Belediyelerin sunduğu hizmetlerin kamu hizmeti kapsamında değerlendirilmesi için ortaya atılan koşulların ardından geleneksel olarak kamu hizmeti sunum biçimlerine değinilmesi de gerekmektedir. Bu yöntemler; hizmetin özel ya da kamu tarafından gerçekleştirilmesi niteliklerine göre farklılık göstermektedir. (Altın, 2013).

Kamu hizmeti, idare tarafından yürütülüyorsa geleneksel yöntem emanet usulüdür. Emanet usulü kamu hizmetinin bir kamu tüzel kişisi tarafından devlet bütçesi ve imkanları ile doğrudan vatandaşa sunulmasını ifade etmektedir (Altın. 2013). Belediyeler de emanet usulünce kamu hizmeti sağlayan kuruluşlar olarak karşımıza çıkmaktadır.

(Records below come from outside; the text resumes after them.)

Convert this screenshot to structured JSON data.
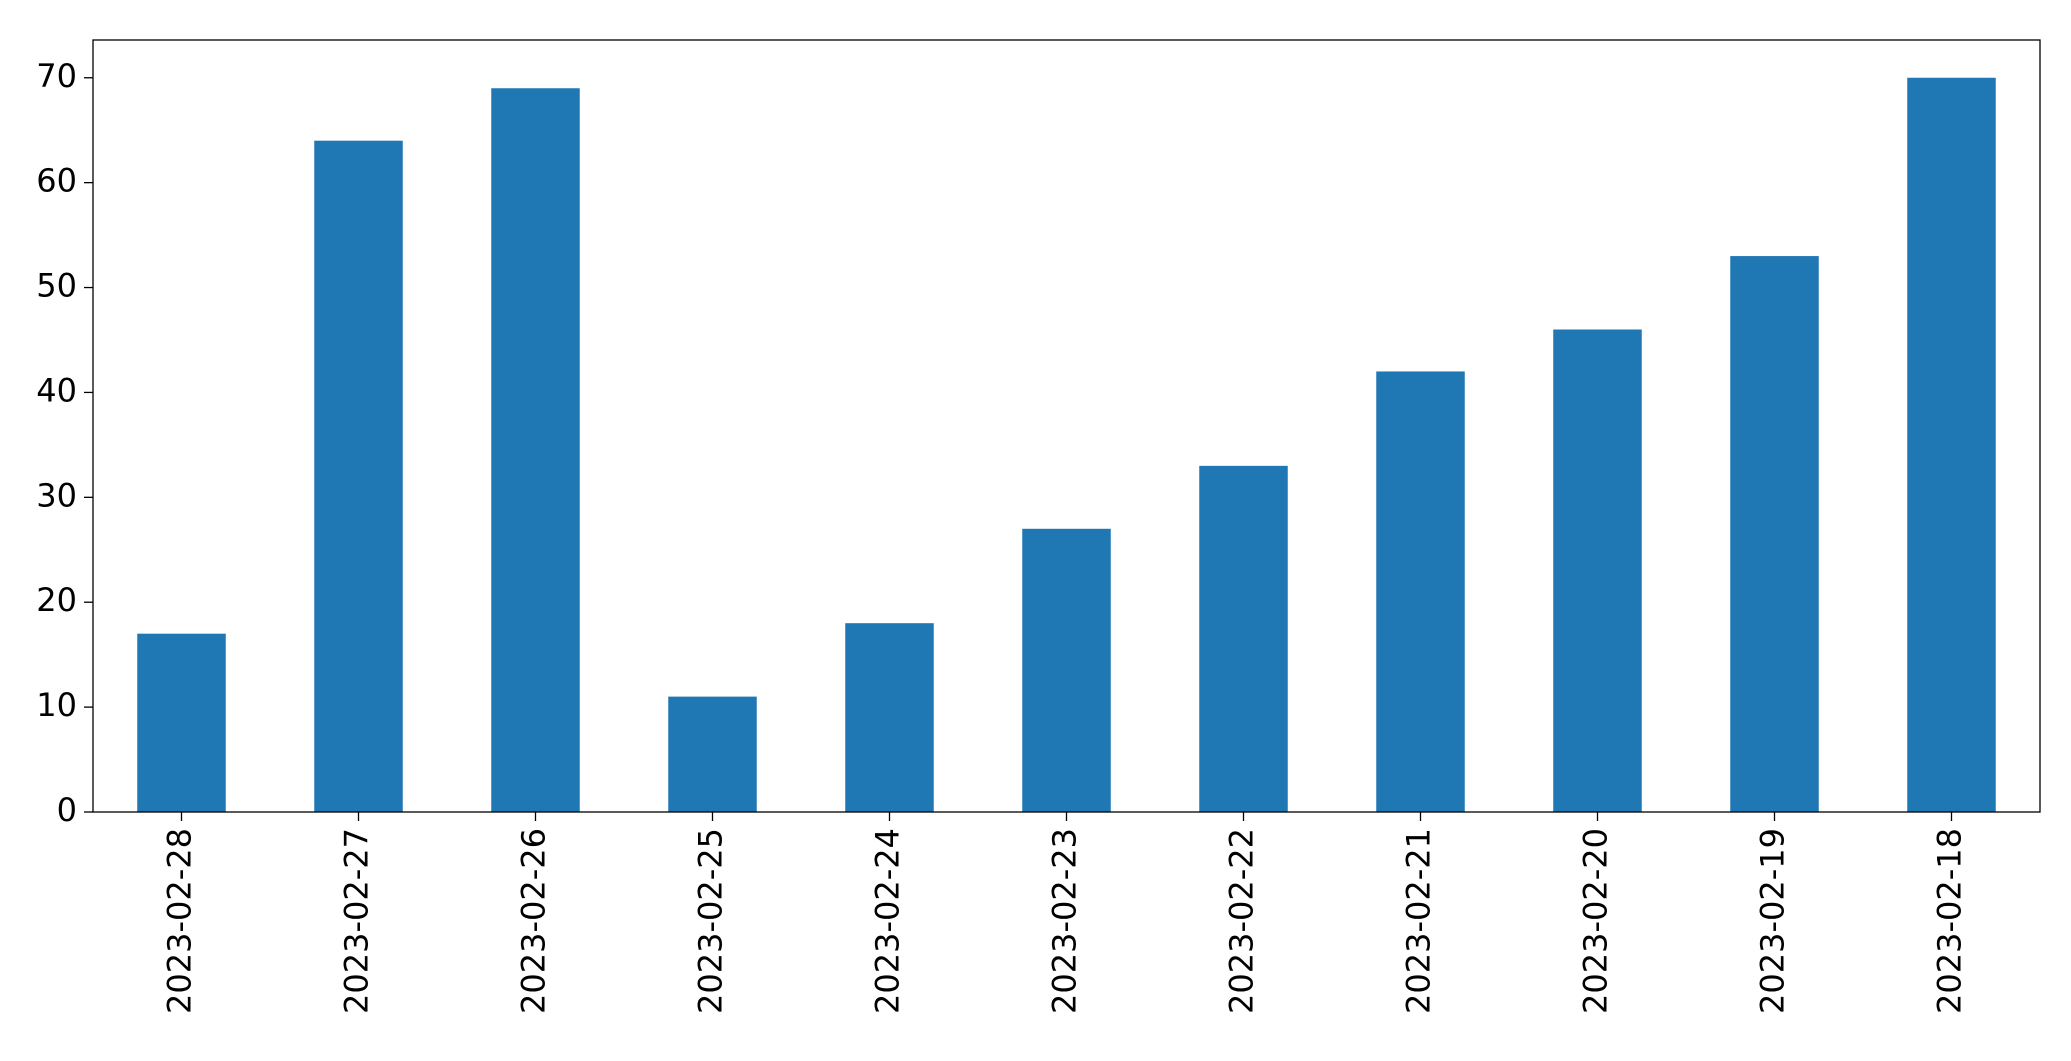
{
  "chart_data": {
    "type": "bar",
    "categories": [
      "2023-02-28",
      "2023-02-27",
      "2023-02-26",
      "2023-02-25",
      "2023-02-24",
      "2023-02-23",
      "2023-02-22",
      "2023-02-21",
      "2023-02-20",
      "2023-02-19",
      "2023-02-18"
    ],
    "values": [
      17,
      64,
      69,
      11,
      18,
      27,
      33,
      42,
      46,
      53,
      70
    ],
    "color": "#1f77b4",
    "ylim": [
      0,
      73.6
    ],
    "yticks": [
      0,
      10,
      20,
      30,
      40,
      50,
      60,
      70
    ],
    "grid": false
  }
}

Emanet usulünden farklı olarak hizmetlerin özel sektör aracılığı ile gerçekleştirilmesi durumunda ise müşterek emanet, iltizam, ruhsat, imtiyaz, yap-işlet-devret yöntemlerine başvurulduğu görülmektedir (Günday, 2004). Geleneksel kamu hizmeti sunma yöntemlerinden müşterek emanet ve iltizam usulleri günümüzde artık uygulanmayan yöntemlerdir (Altın, 2013). Hizmeti üstlenecek özel kuruluşun kamu kuruluşundan aldığı izin doğrultusunda hareket etmesi ve kar etmesi durumunda hizmetin gelen kazancın kamu kuruluşuna aktarılması yöntemi olan müşterek emanet değişen kamu hizmeti anlayışı ve koşullar ile birlikte uygulanması sona erdirilen yöntemlerden biri haline gelmiştir. Aynı şekilde iltizam usulü de günümüzde belediyelerin kamu hizmeti sunma yöntemleri arasında fazlaca yer bulan bir yöntem olmaktan çıkmıştır (Günday, 2004).

(28)

Belediyelerin geleneksel anlamda kamu hizmeti sunma yöntemlerinden en yaygın olanı ruhsat ve izin usulüdür (Altın, 2013). Bu usul kamu hizmetlerinin özelleşmesi konusunda etkili bir yöntem olarak kullanılmaktadır. Buna göre belediye gerekli gördüğü hizmetleri ruhsat dahilinde özel sektöre devrederek hizmetin topluma ulaşmasını sağlayabilir. Ruhsat yönteminde kamu idaresi kamu hizmetini özel kişiye tek taraflı olarak bir şart işlem şekline gördürtmektedir (Kalabalık, 2004). Bu şekilde kamu hizmetinin devlet ağırlıklı yürütülmesi anlayışının geleneksel hizmet sunma yöntemleri için oldukça geçerli bir unsur olduğunu görmek mümkündür.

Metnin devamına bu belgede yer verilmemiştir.